"This family-owned Champagne house was founded in 1763, and its historic caves (built across three levels) embody three distinct architectural styles: Gothic, Renaissance, and Romanesque. The chamber pictured here holds the iconic Champagne Armand de Brignac, which is produced by the Cattier property. In 2014 musician Jay-Z bought the Armand de Brignac brand, after previously featuring its iconic gold bottles in a music video." --https://www.architecturaldigest.com/gallery/champagne-caves-wine-cellars-france
Touring the cellars of various champagne shippers sounds like it would be fun, but I'd even more like to drive around in the vineyards and see the growing grapes.
"Although the legend of Benedictine monk Dom Pérignon creating sparkling wine in the late 1600’s and declaring 'come quickly, I am tasting the stars!' is a lovely, romantic story it also unfortunately is not true. The reality is that intentionally creating sparkling wine was a trial and error process over hundreds of years. If anything, bubbles in wine were more commonly viewed as a flaw and it was quite some time before we would come to view Champagne with the reverence and awe of today." --https://www.cellarangels.com/wine-tasting-blog/how-do-they-put-bubbles-in-champagne-1573119188.html
How does carbon dioxide get into champagne so it can pop the cork and then form bubbles in your glass?
"To generate enough carbon dioxide to make bubbles, winemakers actually need to ferment champagne twice. That’s because the grapes in champagne aren’t very sweet, so there isn’t a lot of sugar for the yeast to eat. After the first round of fermentation, the wine is only about nine percent alcohol, which is pretty low — your average glass of champagne is usually closer to 12 percent. And the carbon dioxide is allowed to escape, so no bubbles form.
"In the second round of fermentation, winemakers add a little bit of extra sugar — either cane or beet — and, more yeast. Then, they cap the bottle, sealing everything inside. The yeast ferment the sugars and produce more carbon dioxide and alcohol.
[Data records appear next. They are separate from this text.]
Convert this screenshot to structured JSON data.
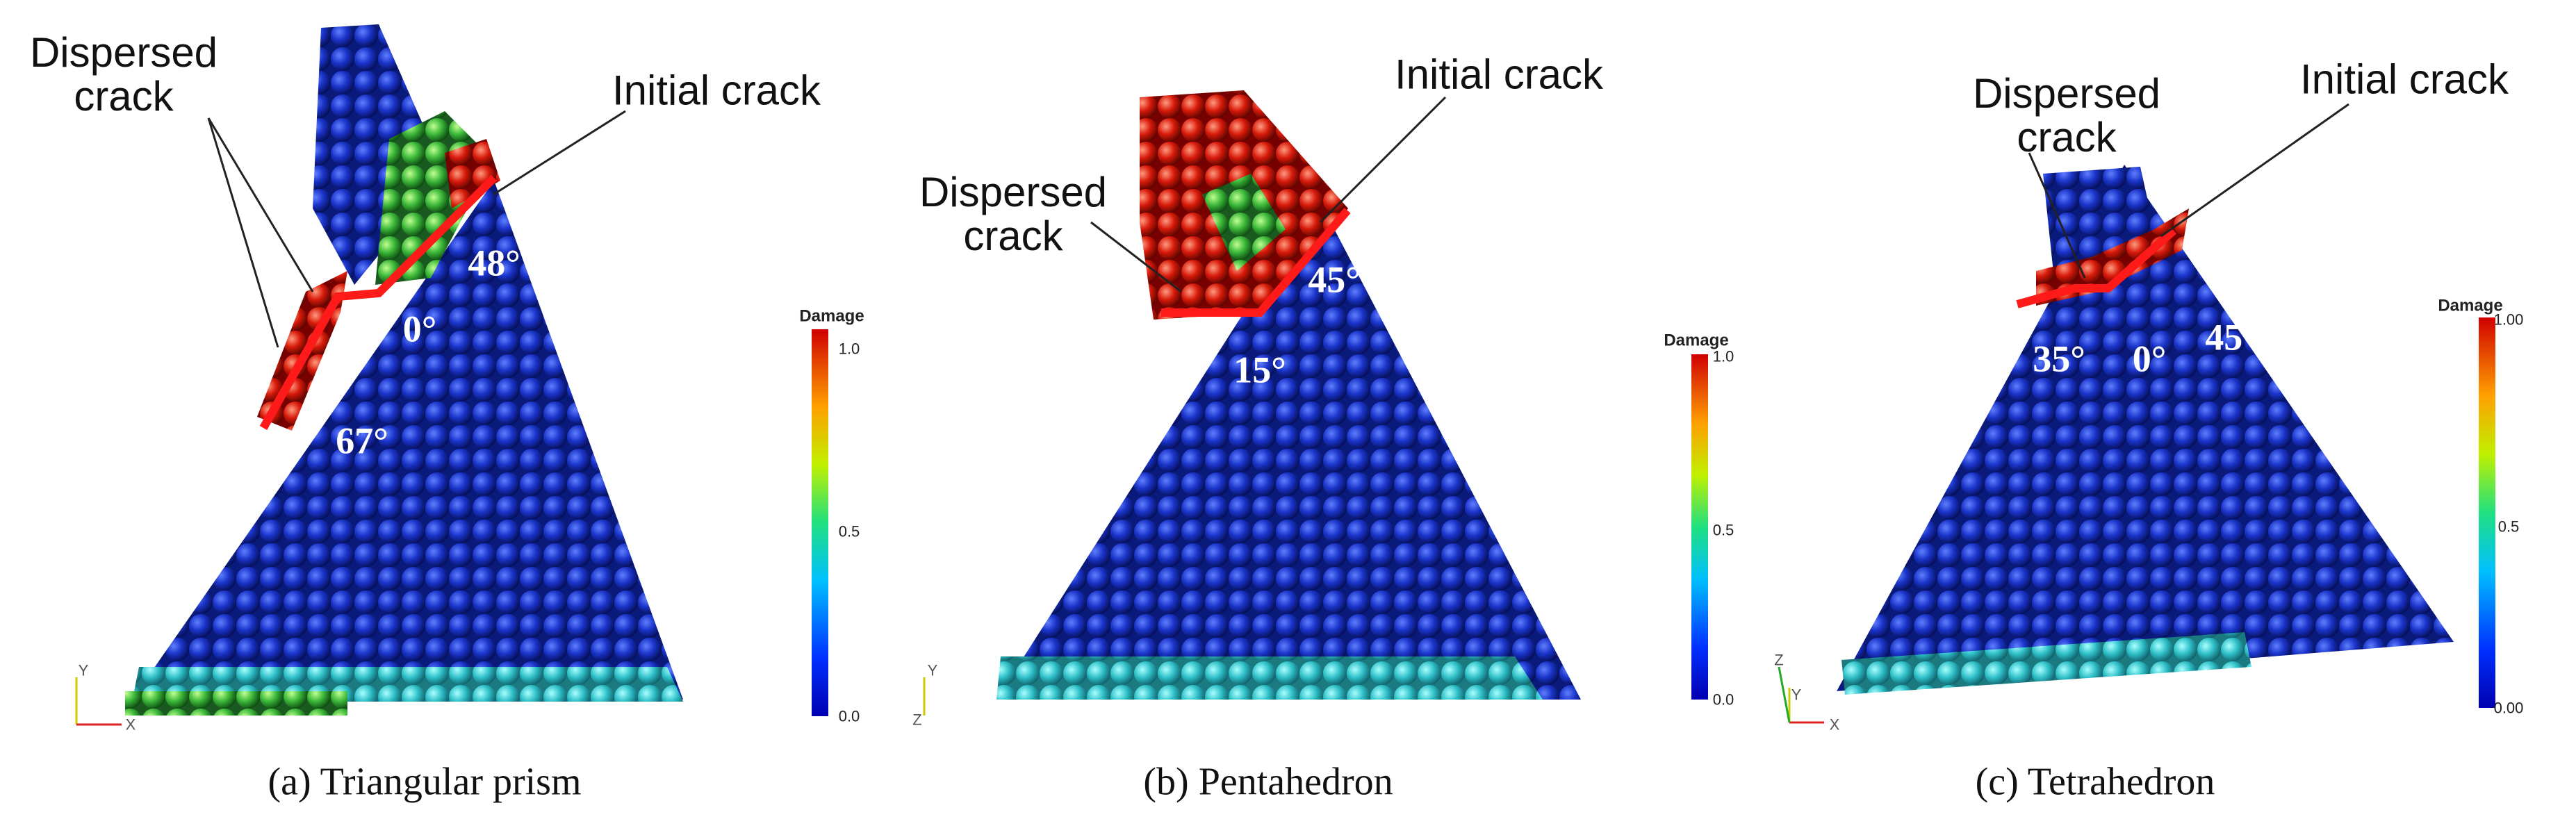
{
  "panels": [
    {
      "caption": "(a) Triangular prism",
      "callouts": [
        "Dispersed crack",
        "Initial crack"
      ],
      "angles": [
        "48°",
        "0°",
        "67°"
      ],
      "colorbar": {
        "title": "Damage",
        "ticks": [
          "1.0",
          "0.5",
          "0.0"
        ]
      },
      "axes": [
        "Y",
        "X"
      ]
    },
    {
      "caption": "(b) Pentahedron",
      "callouts": [
        "Dispersed crack",
        "Initial crack"
      ],
      "angles": [
        "45°",
        "15°"
      ],
      "colorbar": {
        "title": "Damage",
        "ticks": [
          "1.0",
          "0.5",
          "0.0"
        ]
      },
      "axes": [
        "Y",
        "Z"
      ]
    },
    {
      "caption": "(c) Tetrahedron",
      "callouts": [
        "Dispersed crack",
        "Initial crack"
      ],
      "angles": [
        "35°",
        "0°",
        "45°"
      ],
      "colorbar": {
        "title": "Damage",
        "ticks": [
          "1.00",
          "0.5",
          "0.00"
        ]
      },
      "axes": [
        "Z",
        "Y",
        "X"
      ]
    }
  ]
}
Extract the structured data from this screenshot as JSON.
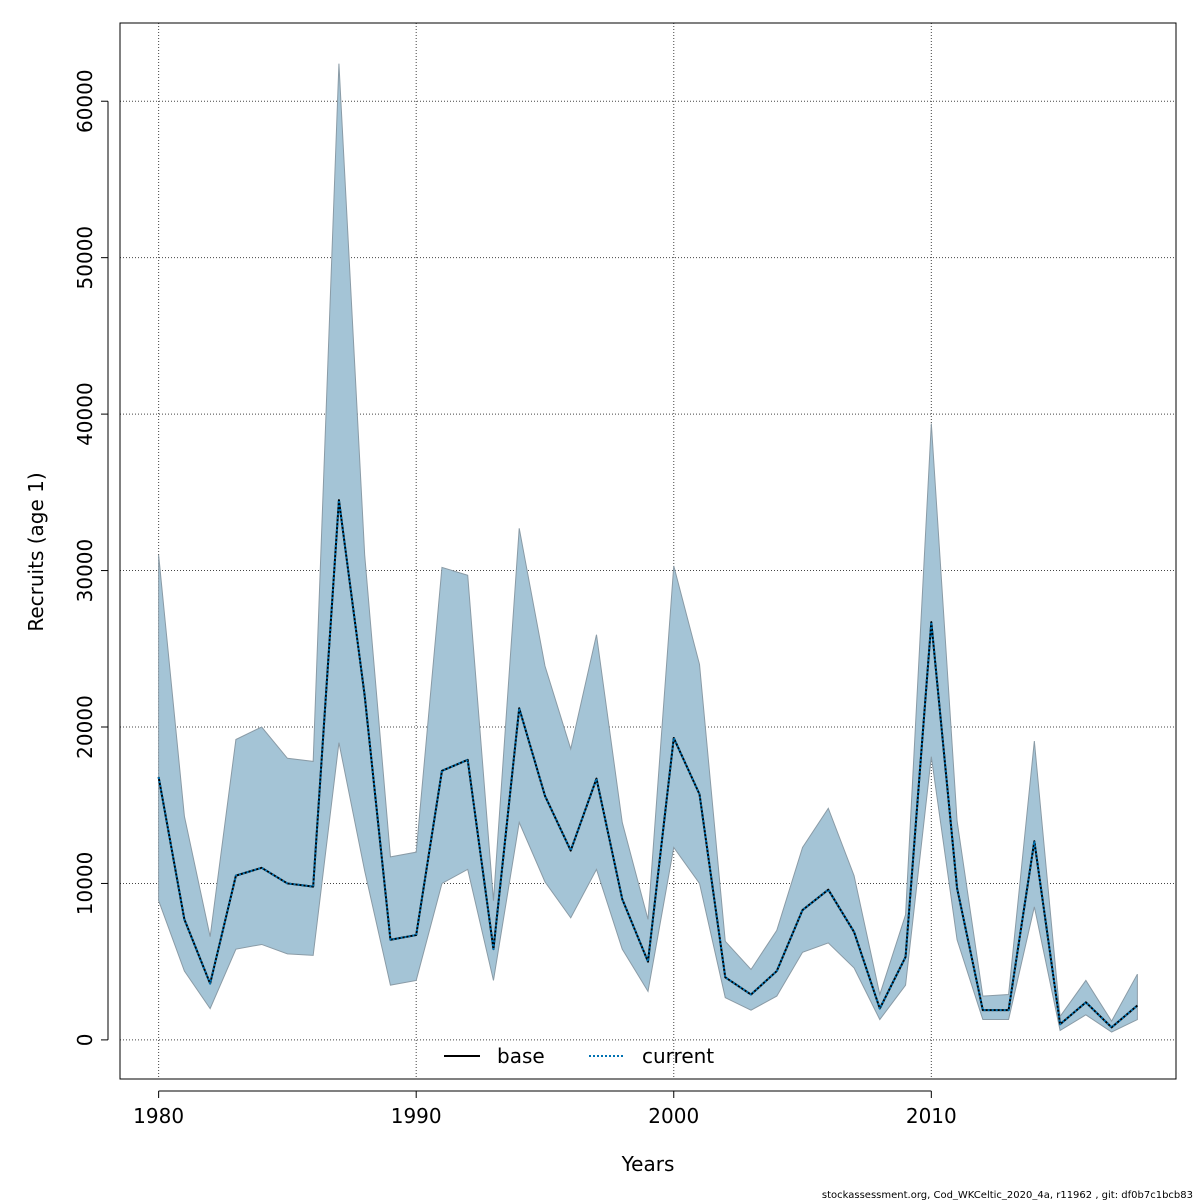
{
  "chart_data": {
    "type": "line",
    "title": "",
    "xlabel": "Years",
    "ylabel": "Recruits (age 1)",
    "xlim": [
      1978.5,
      2019.5
    ],
    "ylim": [
      -2500,
      65000
    ],
    "x_ticks": [
      1980,
      1990,
      2000,
      2010
    ],
    "y_ticks": [
      0,
      10000,
      20000,
      30000,
      40000,
      50000,
      60000
    ],
    "grid": true,
    "legend_placement": "bottom-center",
    "x": [
      1980,
      1981,
      1982,
      1983,
      1984,
      1985,
      1986,
      1987,
      1988,
      1989,
      1990,
      1991,
      1992,
      1993,
      1994,
      1995,
      1996,
      1997,
      1998,
      1999,
      2000,
      2001,
      2002,
      2003,
      2004,
      2005,
      2006,
      2007,
      2008,
      2009,
      2010,
      2011,
      2012,
      2013,
      2014,
      2015,
      2016,
      2017,
      2018
    ],
    "series": [
      {
        "name": "base",
        "line_style": "solid",
        "color": "#000000",
        "values": [
          16800,
          7700,
          3600,
          10500,
          11000,
          10000,
          9800,
          34500,
          22000,
          6400,
          6700,
          17200,
          17900,
          5800,
          21200,
          15600,
          12100,
          16700,
          9000,
          5000,
          19300,
          15700,
          4000,
          2900,
          4400,
          8300,
          9600,
          6900,
          2000,
          5300,
          26700,
          9700,
          1900,
          1900,
          12700,
          1000,
          2400,
          800,
          2200
        ]
      },
      {
        "name": "current",
        "line_style": "dotted",
        "color": "#0072B2",
        "values": [
          16800,
          7700,
          3600,
          10500,
          11000,
          10000,
          9800,
          34500,
          22000,
          6400,
          6700,
          17200,
          17900,
          5800,
          21200,
          15600,
          12100,
          16700,
          9000,
          5000,
          19300,
          15700,
          4000,
          2900,
          4400,
          8300,
          9600,
          6900,
          2000,
          5300,
          26700,
          9700,
          1900,
          1900,
          12700,
          1000,
          2400,
          800,
          2200
        ]
      }
    ],
    "confidence_band": {
      "color": "#A4C4D6",
      "upper": [
        31000,
        14300,
        6600,
        19200,
        20000,
        18000,
        17800,
        62400,
        31000,
        11700,
        12000,
        30200,
        29700,
        8900,
        32700,
        23900,
        18600,
        25900,
        13900,
        7700,
        30300,
        24000,
        6300,
        4500,
        7000,
        12300,
        14800,
        10500,
        2900,
        8000,
        39400,
        14000,
        2800,
        2900,
        19100,
        1500,
        3800,
        1200,
        4200
      ],
      "lower": [
        8900,
        4400,
        2000,
        5800,
        6100,
        5500,
        5400,
        19000,
        10800,
        3500,
        3800,
        10000,
        10900,
        3800,
        13900,
        10100,
        7800,
        10900,
        5800,
        3100,
        12300,
        10000,
        2700,
        1900,
        2800,
        5600,
        6200,
        4600,
        1300,
        3500,
        18100,
        6400,
        1300,
        1300,
        8500,
        600,
        1600,
        500,
        1300
      ]
    }
  },
  "legend": {
    "items": [
      {
        "label": "base"
      },
      {
        "label": "current"
      }
    ]
  },
  "footer": {
    "text": "stockassessment.org, Cod_WKCeltic_2020_4a, r11962 , git: df0b7c1bcb83"
  },
  "colors": {
    "band_fill": "#A4C4D6",
    "band_stroke": "#8A9BA6",
    "grid": "#444444",
    "axis": "#000000"
  }
}
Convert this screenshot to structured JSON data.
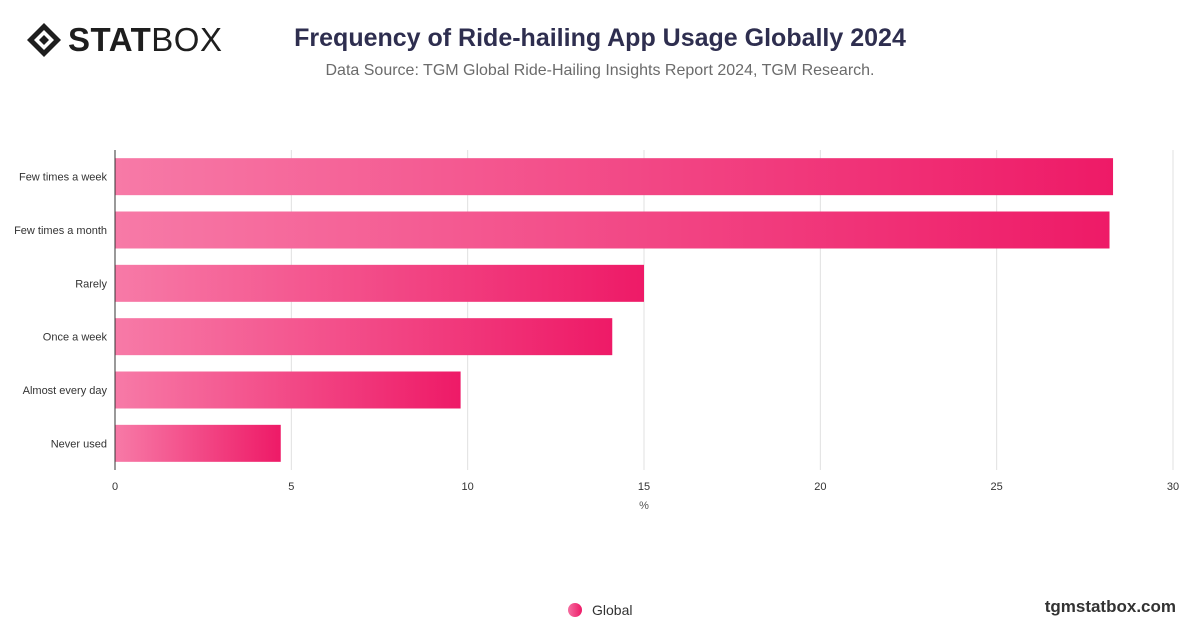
{
  "header": {
    "logo_text_bold": "STAT",
    "logo_text_light": "BOX",
    "title": "Frequency of Ride-hailing App Usage Globally 2024",
    "subtitle": "Data Source: TGM Global Ride-Hailing Insights Report 2024, TGM Research."
  },
  "chart_data": {
    "type": "bar",
    "orientation": "horizontal",
    "title": "Frequency of Ride-hailing App Usage Globally 2024",
    "subtitle": "Data Source: TGM Global Ride-Hailing Insights Report 2024, TGM Research.",
    "categories": [
      "Few times a week",
      "Few times a month",
      "Rarely",
      "Once a week",
      "Almost every day",
      "Never used"
    ],
    "series": [
      {
        "name": "Global",
        "values": [
          28.3,
          28.2,
          15.0,
          14.1,
          9.8,
          4.7
        ],
        "color": "#ee1a67"
      }
    ],
    "xlabel": "%",
    "ylabel": "",
    "xlim": [
      0,
      30
    ],
    "xticks": [
      0,
      5,
      10,
      15,
      20,
      25,
      30
    ],
    "grid": true,
    "legend_position": "bottom-center"
  },
  "legend": {
    "label": "Global"
  },
  "footer": {
    "brand": "tgmstatbox.com"
  },
  "colors": {
    "bar_start": "#f77aa7",
    "bar_end": "#ee1a67",
    "grid": "#e0e0e0",
    "axis": "#333333"
  }
}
They also die, and digest themselves, producing the molecules responsible for the more toasty, yeasty flavors in aged champagne." --https://www.theverge.com/2016/12/31/14135404/champagne-sparkling-wine-science-bubbles-physics-alcohol-hangovers-new-years
Finally, what makes the bubbles form when you fill your glass with champagne?
"Scientists at the University of Reims, France have discovered that tiny gas pockets and fibers stuck on the inside of a glass—from dust or a towel used for drying—influence the timing of the bubble trains.
"'Fibers entrap a tiny air pocket when Champagne is poured,' said physicist Gerard Liger-Belair. 'Then, this tiny air pocket literally sucks the [dissolved] carbon dioxide.'" --https://www.livescience.com/4244-champagne-bubble-mystery-solved.html
Champagne is definitely the wine for this New Year's week, but I like non-bubbly wine better -- maybe I'm like the singer of Cole Porter's song: "I get no kick from champagne." However, it's perfect for the weekly drinking party at Elizabeth's blog!
I have assembled this collection of quotes for this post on my food blog (mae food dot blog spot dot com) and if you are reading it elsewhere, it's been stolen!
Have a great New Year's Eve, and let's hope for a better year in 2021.